Investigators with the Public Integrity Bureau of the state Attorney General’s Office are probing the city’s pending deal to sell the Collamer lot to a local developer.
Public Safety Commissioner Chris Mathiesen acknowledged he received a letter Tuesday alerting him of an investigation into “misconduct relating to the pending sale” of the 42-spot parking lot on Broadway.
In August, the council unanimously approved a deal to sell the roughly half-acre parcel to Algonquin Building owner Joel Aronson as part of another deal to buy land on Union Avenue owned by his religious organization, Congregation & Yeshiva Pardes Yosef D’Chasidei Belz.
Mathiesen said the letter from Assistant Attorney General Bridget Holohan Scally was addressed to all five members of the council and specifically cites the Collamer lot deal, not the sale of the Union Avenue parcel. He remains puzzled, however, by the probe because he believes the sale of the lot was done in a public and transparent manner.
“We will be providing all the information the attorney general wants,” Mathiesen said Wednesday. “We have nothing to hide, and we look forward to the investigation being completed.”
The Attorney General’s Office was already reviewing the deal for the Union Avenue parcel as a routine matter to determine whether the nonprofit religious corporation is selling its property at an equitable price. That review is not complete. The bureau now probing the Collamer lot deal investigates — and can take enforcement action on — allegations that government officials or private organizations acting in concert with them engage in corruption, fraud or illegal behavior in the course of their public duties.
Still unclear is whether a complaint was made about the Collamer lot sale or whether the Attorney General’s Office turned up a red flag through its review of the deal for the Union Avenue parcel. A spokesman with the office declined to comment on either deal.
A main proponent of the deal, Mathiesen issued a request for proposals for the lot in September 2013, offering to sell it for $775,000 to any land owner willing to part with at least three acres on the eastern plateau for no more than $200,000. The deals were geared toward building a new fire station that would serve the area extending from Northway Exit 14 to the eastern edges of the city near Saratoga Lake.
Aronson’s limited liability corporation was the only company to submit a proposal, which the council accepted in December. Then-Mayor Scott Johnson cast the only dissenting vote, stressing that he didn’t see a need to couple one land deal with the other.

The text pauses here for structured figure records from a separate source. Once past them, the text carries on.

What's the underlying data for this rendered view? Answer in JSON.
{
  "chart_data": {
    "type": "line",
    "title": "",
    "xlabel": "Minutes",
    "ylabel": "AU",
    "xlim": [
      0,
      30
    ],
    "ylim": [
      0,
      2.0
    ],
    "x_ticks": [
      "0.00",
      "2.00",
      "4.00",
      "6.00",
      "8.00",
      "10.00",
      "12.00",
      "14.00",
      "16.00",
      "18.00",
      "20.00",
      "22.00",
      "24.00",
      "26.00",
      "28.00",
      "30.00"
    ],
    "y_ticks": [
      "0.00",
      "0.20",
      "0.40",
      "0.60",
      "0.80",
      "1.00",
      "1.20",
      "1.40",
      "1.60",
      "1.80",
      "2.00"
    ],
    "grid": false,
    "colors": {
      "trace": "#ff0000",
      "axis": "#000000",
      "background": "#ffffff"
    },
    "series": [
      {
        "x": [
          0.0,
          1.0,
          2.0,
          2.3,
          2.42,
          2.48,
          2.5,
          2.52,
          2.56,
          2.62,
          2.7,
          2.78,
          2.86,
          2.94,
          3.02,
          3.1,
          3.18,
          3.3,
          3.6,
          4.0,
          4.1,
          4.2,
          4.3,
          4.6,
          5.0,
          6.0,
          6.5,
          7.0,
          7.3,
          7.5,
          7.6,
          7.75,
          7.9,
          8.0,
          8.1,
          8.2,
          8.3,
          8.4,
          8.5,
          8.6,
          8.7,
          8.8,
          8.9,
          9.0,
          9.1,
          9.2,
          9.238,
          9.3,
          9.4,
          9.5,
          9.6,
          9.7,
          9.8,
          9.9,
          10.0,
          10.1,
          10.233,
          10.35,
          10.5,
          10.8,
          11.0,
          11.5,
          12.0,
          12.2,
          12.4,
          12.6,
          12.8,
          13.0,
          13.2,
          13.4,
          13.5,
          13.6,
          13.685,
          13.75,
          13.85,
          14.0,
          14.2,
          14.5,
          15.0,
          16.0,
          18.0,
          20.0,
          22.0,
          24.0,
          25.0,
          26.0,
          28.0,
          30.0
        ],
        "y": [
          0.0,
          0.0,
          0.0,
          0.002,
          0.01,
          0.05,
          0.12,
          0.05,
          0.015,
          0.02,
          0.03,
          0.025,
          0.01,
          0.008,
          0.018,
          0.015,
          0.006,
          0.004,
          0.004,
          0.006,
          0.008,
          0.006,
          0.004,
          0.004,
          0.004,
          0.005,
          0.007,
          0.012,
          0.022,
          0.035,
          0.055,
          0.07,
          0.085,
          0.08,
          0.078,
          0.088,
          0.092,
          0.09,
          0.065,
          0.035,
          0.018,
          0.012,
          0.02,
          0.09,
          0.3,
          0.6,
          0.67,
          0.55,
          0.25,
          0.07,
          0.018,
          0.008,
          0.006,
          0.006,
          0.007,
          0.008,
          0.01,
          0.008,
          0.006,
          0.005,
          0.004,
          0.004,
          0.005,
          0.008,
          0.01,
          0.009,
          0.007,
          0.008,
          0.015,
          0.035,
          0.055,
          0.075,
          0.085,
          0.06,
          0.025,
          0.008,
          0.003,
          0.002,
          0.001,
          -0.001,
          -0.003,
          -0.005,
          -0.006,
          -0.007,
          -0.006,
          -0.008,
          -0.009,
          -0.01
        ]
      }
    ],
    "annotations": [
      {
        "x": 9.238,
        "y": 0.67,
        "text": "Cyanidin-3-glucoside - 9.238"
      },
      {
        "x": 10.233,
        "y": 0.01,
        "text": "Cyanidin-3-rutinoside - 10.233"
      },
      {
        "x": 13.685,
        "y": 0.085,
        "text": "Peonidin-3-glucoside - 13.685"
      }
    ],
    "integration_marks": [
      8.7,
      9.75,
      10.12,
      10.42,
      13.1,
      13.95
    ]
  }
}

The sale of the two properties didn’t come up again until summer, when Mathiesen returned with a sale agreement in which Aronson’s religious corporation would sell the city about 14 acres of vacant land on Union Avenue for the agreed-on sales price. The deal was contingent on the city selling the Collamer lot to Aronson.
But with the sale poised for approval, attorney Joseph Zappone abruptly offered the city $1.1 million in cash for the Collamer lot during the public comment period of the council’s business meeting in August. The offer also came with a private appraisal suggesting the lot is worth upward of $1.6 million.
The council unanimously approved the deals with Aronson, though Mayor Joanne Yepsen voiced concerns about the contract and the process undertaken to reach the two deals. She reluctantly signed the deals about a week later after unsuccessfully appealing to the council to fund a third appraisal of the lot.
Yepsen declined comment Wednesday.
The probe by the Attorney General’s Office is just the latest hurdle for the controversial land deals. Last month, both deals were the subject of legal action filed by three former commissioners who were on the council during the 1970s, when the land owned by the First Presbyterian Church was deeded to the city.
Thomas McTygue, Remigia Foy and Raymond Watkin filed an Article 78 proceeding claiming Mathiesen created a fraudulent request for proposals designed to limit the pool of bidders to Aronson and his son, Ben. The council approved up to $50,000 to hire the Albany law firm of Nixon Peabody, which is now preparing a motion to dismiss the lawsuit.
Mathiesen remains unfazed by both the lawsuit and state investigation, asserting that the land deals are in the better interest of the city. He also believes the state’s probe should be expanded to include what role the mayor and former City Attorney Sarah Burger played in trying to derail the deal.
“We look forward to the attorney general’s investigation expanding to include the role of Sarah Burger and Mayor Yepsen,” he said.
Burger quit less than a month after the council approved the two deals, citing a “fundamental disagreement” on how to handle the legal affairs of City Hall. On Wednesday, she defended her role in advising the council on the deals.
“I feel sorry for the taxpayers of our community,” she said in an email. “The facts are the facts. The terms of the subject land transactions were formulated long before Mayor Yepsen was elected and I appointed to serve as city attorney as evidenced by the December 2013 City Council resolution.”